Kendra Ohama

Personal information
- Born: January 6, 1965 (age 61) Brooks, Alberta, Canada
- Height: 5'1

Sport
- Country: Canada
- Sport: Wheelchair basketball (1992–2012)
- Team: Canada women's national wheelchair basketball team
- Turned pro: 1991
- Retired: 2012

Medal record
Wheelchair basketball
Representing Canada
Paralympic Games
| Gold medal – first place | 1992 Barcelona | Team |
| Gold medal – first place | 1996 Atlanta | Team |
| Gold medal – first place | 2000 Sydney | Team |
| Bronze medal – third place | 2004 Athens | Team |
Parapan American Games
| Silver medal – second place | 2011 Guadalajara | Team |

= Kendra Ohama =

Canadian wheelchair basketball player

Kendra Ohama (January 6, 1965) is a Canadian retired wheelchair basketball player, and currently competes in wheelchair curling. As a member of Team Canada, she won three gold medals and one bronze in wheelchair basketball during the Paralympic Games.

==Early life==
Ohama was born in Brooks, Alberta on January 6, 1965.

==Career==
After becoming paralyzed from the waist down at the age of 16 following a car accident, Ohama was approached a Calgary Grizzlies player in a store who convinced her to play the sport. She was eventually invited to tryout for the Canada women's national wheelchair basketball team in 1989. Ohama made her senior debut at the 1992 Summer Paralympics, where Team Canada won gold. She also won gold at the 1996 and 2000 Paralympic Games and bronze at the 2004 Summer Paralympics. Ohama was later named to Team Canada's roster for the 2008 Osaka Cup in Japan.

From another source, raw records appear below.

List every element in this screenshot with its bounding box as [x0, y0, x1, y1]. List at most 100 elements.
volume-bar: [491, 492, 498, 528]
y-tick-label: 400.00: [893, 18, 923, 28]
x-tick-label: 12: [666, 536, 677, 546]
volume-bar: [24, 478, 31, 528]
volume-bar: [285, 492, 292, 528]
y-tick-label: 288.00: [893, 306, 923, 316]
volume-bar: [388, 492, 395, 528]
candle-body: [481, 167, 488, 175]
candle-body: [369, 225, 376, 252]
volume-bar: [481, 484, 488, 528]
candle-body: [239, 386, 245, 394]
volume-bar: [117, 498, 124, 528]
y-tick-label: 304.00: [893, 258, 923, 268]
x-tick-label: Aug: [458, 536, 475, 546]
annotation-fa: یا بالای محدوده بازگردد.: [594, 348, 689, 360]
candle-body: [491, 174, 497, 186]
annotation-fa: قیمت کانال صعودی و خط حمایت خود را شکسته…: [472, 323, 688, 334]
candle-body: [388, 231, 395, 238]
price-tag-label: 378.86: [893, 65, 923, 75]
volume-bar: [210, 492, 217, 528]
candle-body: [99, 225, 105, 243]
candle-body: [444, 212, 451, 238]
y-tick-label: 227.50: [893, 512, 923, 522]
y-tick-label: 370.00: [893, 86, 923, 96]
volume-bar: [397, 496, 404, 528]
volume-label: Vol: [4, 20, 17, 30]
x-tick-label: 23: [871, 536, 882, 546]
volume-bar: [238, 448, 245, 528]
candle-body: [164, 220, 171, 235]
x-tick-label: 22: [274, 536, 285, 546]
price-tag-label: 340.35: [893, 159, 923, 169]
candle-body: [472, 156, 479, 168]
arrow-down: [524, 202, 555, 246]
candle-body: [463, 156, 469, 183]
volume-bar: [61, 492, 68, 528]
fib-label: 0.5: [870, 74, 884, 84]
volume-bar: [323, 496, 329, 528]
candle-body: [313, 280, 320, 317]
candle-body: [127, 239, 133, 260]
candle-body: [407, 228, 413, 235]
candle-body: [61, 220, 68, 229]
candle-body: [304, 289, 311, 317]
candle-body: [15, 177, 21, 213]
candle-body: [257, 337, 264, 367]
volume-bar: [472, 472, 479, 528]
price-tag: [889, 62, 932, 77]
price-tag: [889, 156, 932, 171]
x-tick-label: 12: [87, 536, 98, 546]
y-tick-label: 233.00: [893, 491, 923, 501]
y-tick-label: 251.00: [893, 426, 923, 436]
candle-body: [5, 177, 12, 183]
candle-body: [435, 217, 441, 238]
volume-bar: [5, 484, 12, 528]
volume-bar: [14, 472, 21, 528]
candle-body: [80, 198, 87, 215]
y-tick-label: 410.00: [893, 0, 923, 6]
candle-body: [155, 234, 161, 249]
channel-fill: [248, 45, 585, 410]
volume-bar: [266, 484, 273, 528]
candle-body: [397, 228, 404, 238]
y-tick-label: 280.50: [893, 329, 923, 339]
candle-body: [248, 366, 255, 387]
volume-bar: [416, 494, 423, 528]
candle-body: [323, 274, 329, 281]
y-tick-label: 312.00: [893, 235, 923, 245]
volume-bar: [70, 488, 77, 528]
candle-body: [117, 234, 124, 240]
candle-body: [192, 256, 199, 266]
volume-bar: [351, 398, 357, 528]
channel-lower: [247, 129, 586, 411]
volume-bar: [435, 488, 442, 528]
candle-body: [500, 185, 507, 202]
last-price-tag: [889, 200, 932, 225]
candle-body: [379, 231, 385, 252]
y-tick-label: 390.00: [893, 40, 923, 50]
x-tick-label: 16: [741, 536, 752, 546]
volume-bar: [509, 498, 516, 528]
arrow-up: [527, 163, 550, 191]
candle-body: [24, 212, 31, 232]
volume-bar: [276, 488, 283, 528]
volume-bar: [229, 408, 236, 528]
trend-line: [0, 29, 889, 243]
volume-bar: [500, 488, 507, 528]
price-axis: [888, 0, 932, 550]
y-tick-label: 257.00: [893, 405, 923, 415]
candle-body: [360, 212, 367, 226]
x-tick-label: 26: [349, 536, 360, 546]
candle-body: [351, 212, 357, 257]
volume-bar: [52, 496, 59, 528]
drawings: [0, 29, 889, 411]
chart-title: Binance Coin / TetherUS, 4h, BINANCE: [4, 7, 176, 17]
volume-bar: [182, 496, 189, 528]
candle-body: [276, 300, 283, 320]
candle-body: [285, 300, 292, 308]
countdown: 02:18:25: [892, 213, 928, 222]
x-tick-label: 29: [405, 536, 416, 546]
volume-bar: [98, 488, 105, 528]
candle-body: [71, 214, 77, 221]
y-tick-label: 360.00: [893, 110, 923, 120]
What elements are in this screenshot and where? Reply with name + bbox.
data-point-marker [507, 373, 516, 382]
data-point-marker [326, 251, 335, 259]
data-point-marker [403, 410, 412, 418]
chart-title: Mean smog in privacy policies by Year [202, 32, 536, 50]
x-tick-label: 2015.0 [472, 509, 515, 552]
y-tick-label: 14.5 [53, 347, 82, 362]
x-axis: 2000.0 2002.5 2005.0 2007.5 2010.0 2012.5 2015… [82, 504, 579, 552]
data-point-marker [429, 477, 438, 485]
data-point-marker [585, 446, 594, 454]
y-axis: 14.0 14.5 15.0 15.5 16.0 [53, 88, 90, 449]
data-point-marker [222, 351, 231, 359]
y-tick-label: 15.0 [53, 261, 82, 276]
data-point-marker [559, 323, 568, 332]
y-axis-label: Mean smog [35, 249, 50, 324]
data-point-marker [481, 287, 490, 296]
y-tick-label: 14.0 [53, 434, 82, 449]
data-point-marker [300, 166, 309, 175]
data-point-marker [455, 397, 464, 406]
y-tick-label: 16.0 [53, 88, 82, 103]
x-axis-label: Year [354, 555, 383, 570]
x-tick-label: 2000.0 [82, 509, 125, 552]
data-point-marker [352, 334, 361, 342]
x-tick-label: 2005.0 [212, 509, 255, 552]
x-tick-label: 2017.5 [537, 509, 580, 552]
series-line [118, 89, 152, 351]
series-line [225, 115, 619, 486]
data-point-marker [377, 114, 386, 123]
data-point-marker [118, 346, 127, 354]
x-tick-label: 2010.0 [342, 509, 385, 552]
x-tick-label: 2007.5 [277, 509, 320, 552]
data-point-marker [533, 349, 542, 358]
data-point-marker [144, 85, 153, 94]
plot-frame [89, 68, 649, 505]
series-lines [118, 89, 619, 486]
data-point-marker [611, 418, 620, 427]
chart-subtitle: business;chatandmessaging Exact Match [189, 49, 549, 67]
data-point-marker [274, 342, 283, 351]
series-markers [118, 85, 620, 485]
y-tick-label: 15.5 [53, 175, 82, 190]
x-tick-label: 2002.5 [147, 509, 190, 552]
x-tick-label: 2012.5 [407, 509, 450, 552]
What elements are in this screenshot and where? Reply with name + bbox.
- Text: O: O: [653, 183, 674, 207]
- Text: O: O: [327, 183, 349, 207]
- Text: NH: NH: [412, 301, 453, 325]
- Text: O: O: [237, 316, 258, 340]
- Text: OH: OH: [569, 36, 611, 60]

In March 2011, Ohama was named to Team Canada's National Team to compete at the 2011 Parapan American Games. Although the Calgary Rollers finished in third place, she was selected as a Tournament All-Star. In June, Ohama was awarded a $5,000 Team Investors Group Amateur Athletes Fund bursary. The next year, Ohama was selected to compete at the 2012 Summer Paralympics. On December 22, 2012, Ohama announced her retirement from the Canadian women's wheelchair basketball team. After retiring, she became a goldsmith at a family-run business called "The Goldsmiths."

Ohama would return to competitive sports in 2026, playing as lead on Team Alberta at the 2026 Canadian Wheelchair Curling Championship. There, Alberta would finish in 7th place with a 4–3 record.